7. Les victimes ont-elles obtenu des réparations ?

8. Pourquoi est-il jugé au Sénégal et non pas au Tchad ?

9. Pourquoi aurait-il pu être jugé en Belgique ?

10. Quelles sont les différentes étapes de la procédure au Sénégal ?

11. De quelle façon est intervenue la Cour internationale de justice (CIJ) dans le déroulement des procédures ?

12. Pourquoi Hissène Habré n’est-il pas jugé par la Cour pénale internationale ?

13. Comment fonctionnent les Chambres africaines extraordinaires et quelles sont leurs compétences ?

14. Hissène Habré est-il le seul individu qui peut être poursuivi devant les Chambres africaines extraordinaires ?

15. Comment la procédure devant les Chambres africaines extraordinaires est-elle communiqué au Tchad ?

16. Comment les Chambres africaines extraordinaires sont-elles financées ?

17. Comment les ONG ont-elles contribué à faire avancer l’affaire Habré ?

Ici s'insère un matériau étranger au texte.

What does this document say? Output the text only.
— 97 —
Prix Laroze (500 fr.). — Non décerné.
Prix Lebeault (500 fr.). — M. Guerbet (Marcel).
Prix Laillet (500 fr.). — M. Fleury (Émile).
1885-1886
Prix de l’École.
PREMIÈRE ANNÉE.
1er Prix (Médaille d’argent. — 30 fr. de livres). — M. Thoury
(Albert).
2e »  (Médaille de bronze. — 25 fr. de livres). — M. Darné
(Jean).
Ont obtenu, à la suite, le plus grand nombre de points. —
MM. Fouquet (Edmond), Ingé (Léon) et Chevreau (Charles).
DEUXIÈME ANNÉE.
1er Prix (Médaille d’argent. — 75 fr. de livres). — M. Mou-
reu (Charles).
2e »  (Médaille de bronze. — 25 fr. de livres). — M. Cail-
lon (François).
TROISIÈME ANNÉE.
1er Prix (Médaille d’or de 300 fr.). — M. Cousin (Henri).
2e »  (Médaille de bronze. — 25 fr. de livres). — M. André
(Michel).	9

1. Qui est Hissène Habré ?

Hissène Habré, né en 1942, a été Président de la République du Tchad du 7 juin 1982 au 1er décembre 1990. Son régime de parti unique s’est caractérisé par de nombreuses atteintes aux droits humains, notamment à l’encontre de certains groupes ethniques. Il serait responsable de milliers d’assassinats politiques et de l’usage systématique de la torture. La plupart des crimes auraient été commis par sa police secrète, la Direction de la Documentation et de la Sécurité (DDS). En tant que Président de laRépublique du Tchad, la DDS lui était directement subordonnée en raison du caractère confidentiel de ses activités.

2. Quels étaient les chefs d’accusation retenus à son encontre ?

Hissène Habré a été inculpé le 2 juillet 2013 devant les Chambres africaines extraordinaires au sein des juridictions sénégalaises (ci-après Chambres africaines extraordinaires) pour crimes contre l’humanité, crimes de guerre et torture, qui auraient été commis pendant sa présidence au Tchad. Le 5 février 2015, le Parquet général près les Chambres africaines extraordinaires a rendu un réquisitoire définitif de mise en accusation et de renvoi de Hissène Habré devant la Chambre africaine extraordinaire d’Assises. Le 13 février 2015, les juges ont conclu au terme de 19 mois d’instruction qu’il y avait suffisamment de preuves pour que Hissène Habré soit jugé pour « crimes contre l’humanité et torture au titre de l’entreprise criminelle commune » et « crimes de guerre en qualité de supérieur hiérarchique ». [1]

L’intégralité des charges qui sont retenues contre lui sont les suivantes :
 homicides volontaires, pratique massive et systématique d’exécutions sommaires, enlèvement de personnes suivi de disparition et torture constitutifs de crimes contre l’humanité commis sur les populations civiles, les Hadjeraï, les Zaghawa, les opposants et les populations du sud du Tchad ;
 torture ; et
 crimes de guerre d’homicide volontaire, de torture et traitements inhumains, de transfert illégal et détention illégale, d’atteinte à la vie et à l’intégrité physique.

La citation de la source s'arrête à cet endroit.